Faithful Espouse Segregation

People are easily offended with the most harmless comments these days. Politicians often find themselves walking on egg shells in an attempt to soothe the most fragile egos. They find themselves unable to speak their minds without someone crying foul.

Consider this statement from Premier Dalton McGuinty on the subject of faith-based school funding:

If you want the kind of Ontario where we invite children of different faiths to leave the publicly funded system and become sequestered and segregated in their own private schools, then they should vote for Mr. Tory. If they think it’s important that we continue to bring our kids together, so that they grow together and learn from one another, then you should vote for me.

He is advocating that the public system doesn’t discriminate and brings students of different faiths and cultures together for a common purpose: to learn in an academic environment that prizes knowledge and achievement over petty differences. The system has students put those differences aside to work together towards a common goal of achieving academic/practical knowledge. In the process, they even learn something about another religion or culture they might not have known if they were in a school that was for a single faith.

So, what’s the problem?

According to the United Jewish Appeal and the Canadian Jewish Congress the comments were ‘hurtful’ and ‘offensive’ because the faith-based schools teach about tolerance and acceptance.

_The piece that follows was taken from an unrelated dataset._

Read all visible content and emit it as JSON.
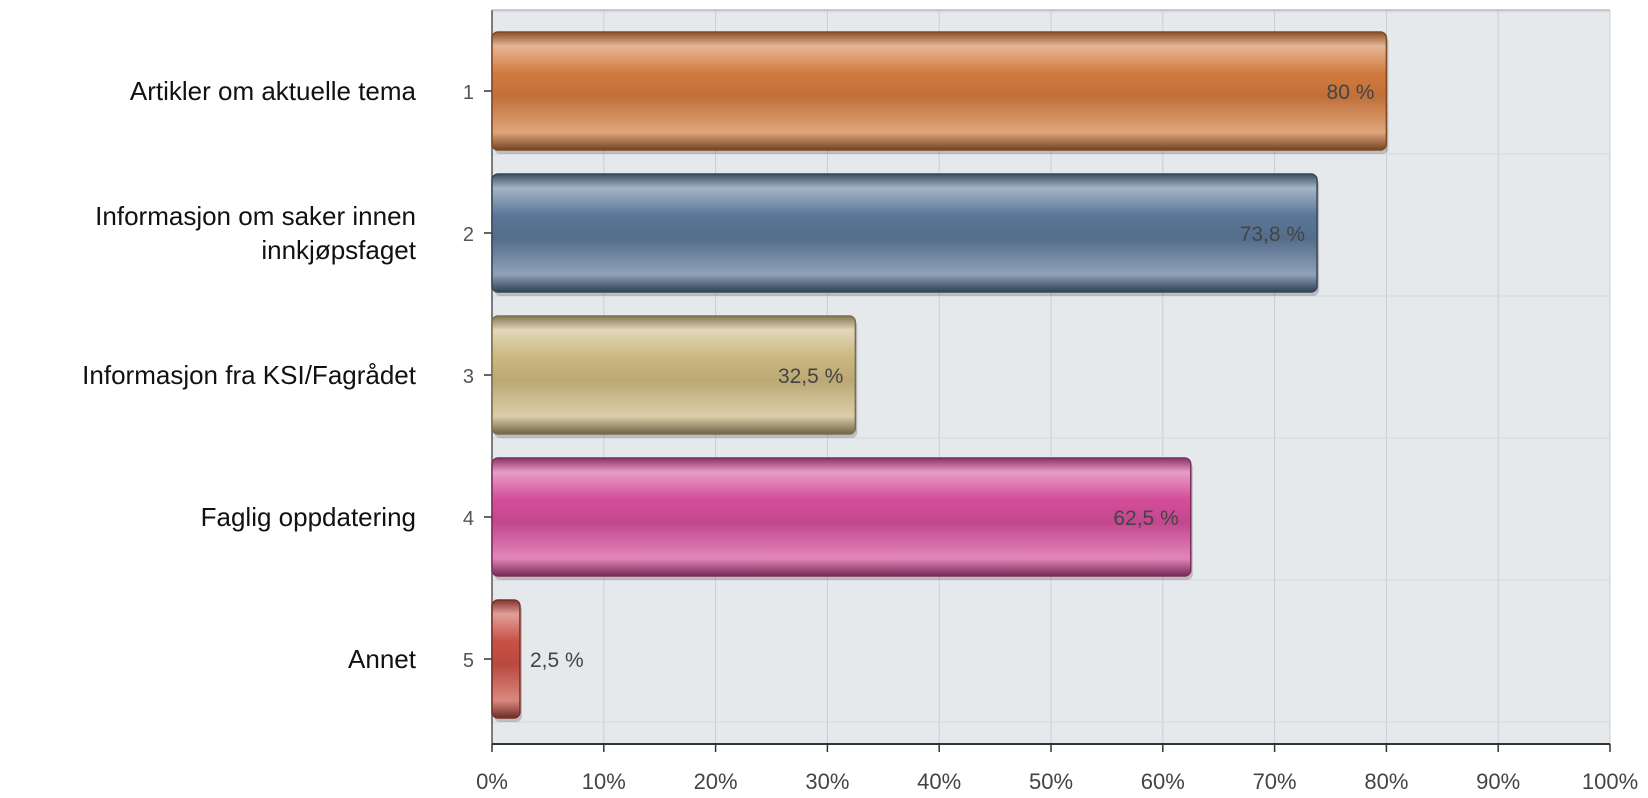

But how can we have tolerance and acceptance when we are segregated along religious lines?

This doesn’t fit into the modern frame of secular Canadian society in which we need to spend more time coming together to learn that our differences should be celebrated. Religion is a divisive subject and as a nation we don’t need anything else to divide us up. We have plenty to keep up divided and feuding.

There is nothing offensive about what Premier McGuinty has says. It’s brutally honest and some people cannot take that level of honesty and prefer to live in their rose-coloured glass world; in their protective bubble.

But the religious groups expressing offence have demanded an apology and have offered flimsey excuses.

UJA Federation of Greater Toronto chair David Engel has come out saying:

The remark is deeply offensive to our community and all faith communities. We just want him to take back the comment that was offensive to our schools. Our schools teach respect for all members of Ontario society – not the opposite – and we encourage our students to strengthen the society around us through their volunteer work and their careers.

You can teach respect just as you can lead a horse to water. You cannot force someone to respect anyone else just as you cannot force a horse to drink. People learn respect when they are around others who are different.

You can give students the skills they need to do their jobs but you cannot teach respect; you cannot force anyone to learn respect; they learn it through personal experience.

Apologize, Jewish groups tell McGuinty

Stumble It!

This entry was posted on Wednesday, September 5th, 2007 at 4:47 pm and is filed under education, election, liberals, religion. You can follow any responses to this entry through the RSS 2.0 feed. You can leave a response, or trackback from your own site.

 
 

2 Responses to “Faithful Espouse Segregation”

  1. Brian Says:

    I went to a Jewish private school for over 10 years. They didn’t really go out of their way to teach tolerance. Really, the only multicultural schooling I get was French language class and geography.

    When I moved to Toronto it felt very strange not getting Jewish holidays off and being wished “Merry Xmas”. It didn’t take me long to adapt but initially I felt maladjusted, not just awkward.

    Then again, I think I got a very good primary education at my private school – especially in English. Maybe that’s the result of me trying harder at a subject I enjoyed, but excellent teachers are the other half of that equation.

    I’m not against private schooling but I don’t want to pay for someone else’s kid to be given a religious education. Send your kid to public school for free or pay to educate them elsewhere.

  2. Bianca Says:

    We don’t get taught tolerance in public school because tolerance and acceptance are a given. You have no choice; you simply learn that this is the way life and you have to be able to work with people of different backgrounds.

    The only thing we learn in the way of tolerance is just how different religions and cultures exist. We had the option to take a world religions class in high school. That was one of few classes that had its sole focus on culture and religion.

    Even if my teachers were detached in primary school, I think public school is a good way for students to get adjusted and be prepared for the real world. I remember not being treated “fairly” but life doesn’t treat you fairly so in a way, it did serve to desensitise me to the nastiness that is reality.

    We didn’t get a lot of “Merry Xmas”; we did Christmas stuff in school but strangely they always said “happy holidays” and “Seasons greetings” even though we would sing Christmas carols in the front lobby in the school before the start of class. Strange really.